Unusual Mill Designs. — Vibratory ball mills agitate a charge by means of oscillating springs. The frequency of the imposed oscillations is of critical importance and has been the subject of patents. The mills are reported to be used in Germany, but only very small numbers appear to have been tried elsewhere.
The Aerofall and Hadsel mills are grinding machines which crush and grind by using the burden as its own grinding media; however, in tests, a small quantity of grinding media has been used. Relatively little has been published on these mills’ performance or construction.
General Features.—Many types of mill liners are in use; they serve to protect the mill shell by an expendable item and to transmit the forces necessary to induce the charge of a mill to tumble. The latter facet of the effects of liners on mill performance is important and it is unfortunate that experience is practically the only guide when choosing the design for liners.

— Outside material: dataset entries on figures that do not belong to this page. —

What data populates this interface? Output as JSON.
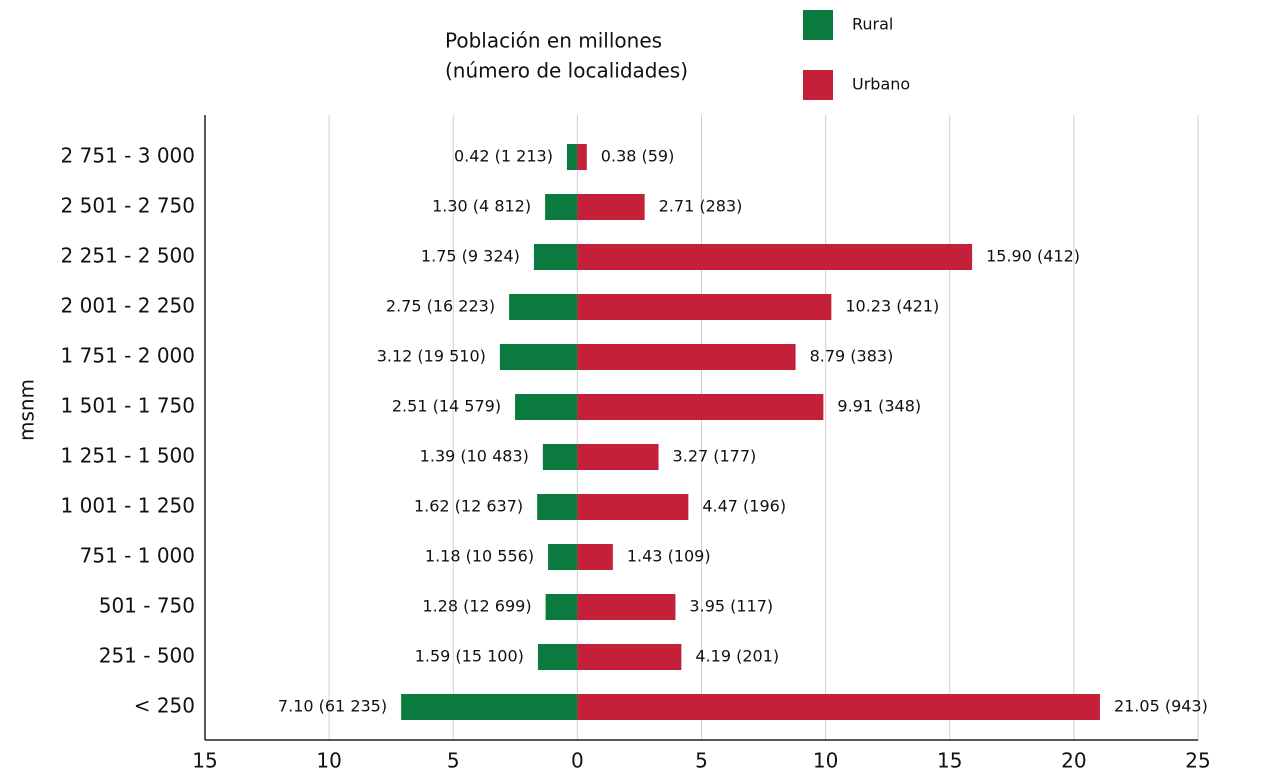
{
  "chart_data": {
    "type": "diverging-bar",
    "title": "Población en millones",
    "subtitle": "(número de localidades)",
    "ylabel": "msnm",
    "categories": [
      "2 751 - 3 000",
      "2 501 - 2 750",
      "2 251 - 2 500",
      "2 001 - 2 250",
      "1 751 - 2 000",
      "1 501 - 1 750",
      "1 251 - 1 500",
      "1 001 - 1 250",
      "751 - 1 000",
      "501 - 750",
      "251 - 500",
      "< 250"
    ],
    "series": [
      {
        "name": "Rural",
        "color": "#0a7a3e",
        "direction": "left",
        "values": [
          0.42,
          1.3,
          1.75,
          2.75,
          3.12,
          2.51,
          1.39,
          1.62,
          1.18,
          1.28,
          1.59,
          7.1
        ],
        "value_labels": [
          "0.42 (1 213)",
          "1.30 (4 812)",
          "1.75 (9 324)",
          "2.75 (16 223)",
          "3.12 (19 510)",
          "2.51 (14 579)",
          "1.39 (10 483)",
          "1.62 (12 637)",
          "1.18 (10 556)",
          "1.28 (12 699)",
          "1.59 (15 100)",
          "7.10 (61 235)"
        ]
      },
      {
        "name": "Urbano",
        "color": "#c4203a",
        "direction": "right",
        "values": [
          0.38,
          2.71,
          15.9,
          10.23,
          8.79,
          9.91,
          3.27,
          4.47,
          1.43,
          3.95,
          4.19,
          21.05
        ],
        "value_labels": [
          "0.38 (59)",
          "2.71 (283)",
          "15.90 (412)",
          "10.23 (421)",
          "8.79 (383)",
          "9.91 (348)",
          "3.27 (177)",
          "4.47 (196)",
          "1.43 (109)",
          "3.95 (117)",
          "4.19 (201)",
          "21.05 (943)"
        ]
      }
    ],
    "xlim": [
      -15,
      25
    ],
    "xticks": [
      {
        "value": -15,
        "label": "15"
      },
      {
        "value": -10,
        "label": "10"
      },
      {
        "value": -5,
        "label": "5"
      },
      0,
      5,
      10,
      15,
      20,
      25
    ],
    "grid": true
  }
}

The most common grinding media are spherical, or nearly so, e.g. forged steel balls and flint pebbles. Various special shapes have been tried and some such Cylpebs have found continued favour at some plants; however, the disadvantages of special shapes are generally thought to outweigh advantages. In ore dressing, the cost of replacing worn media is appreciable, but in coal pulverizing it is a small item alongside other factors such as fan erosion in mills under suction.
The speeds at which ball mills operate range from 50 to 90 per cent of the critical speed with the lower speeds being more favoured in recent years, whereas rod mill speeds, although normally 50 to 60 per cent of the critical, have been increased to about 80 per cent recently. The nature of the agitation partly depends on the operating mill speed, but it also depends on the degree of filling, the density and shape of the grinding media and the liner conformation. The degree of filling varies from about 25 per cent in the case of some pulverizers up to about 50 per cent of the mill volume.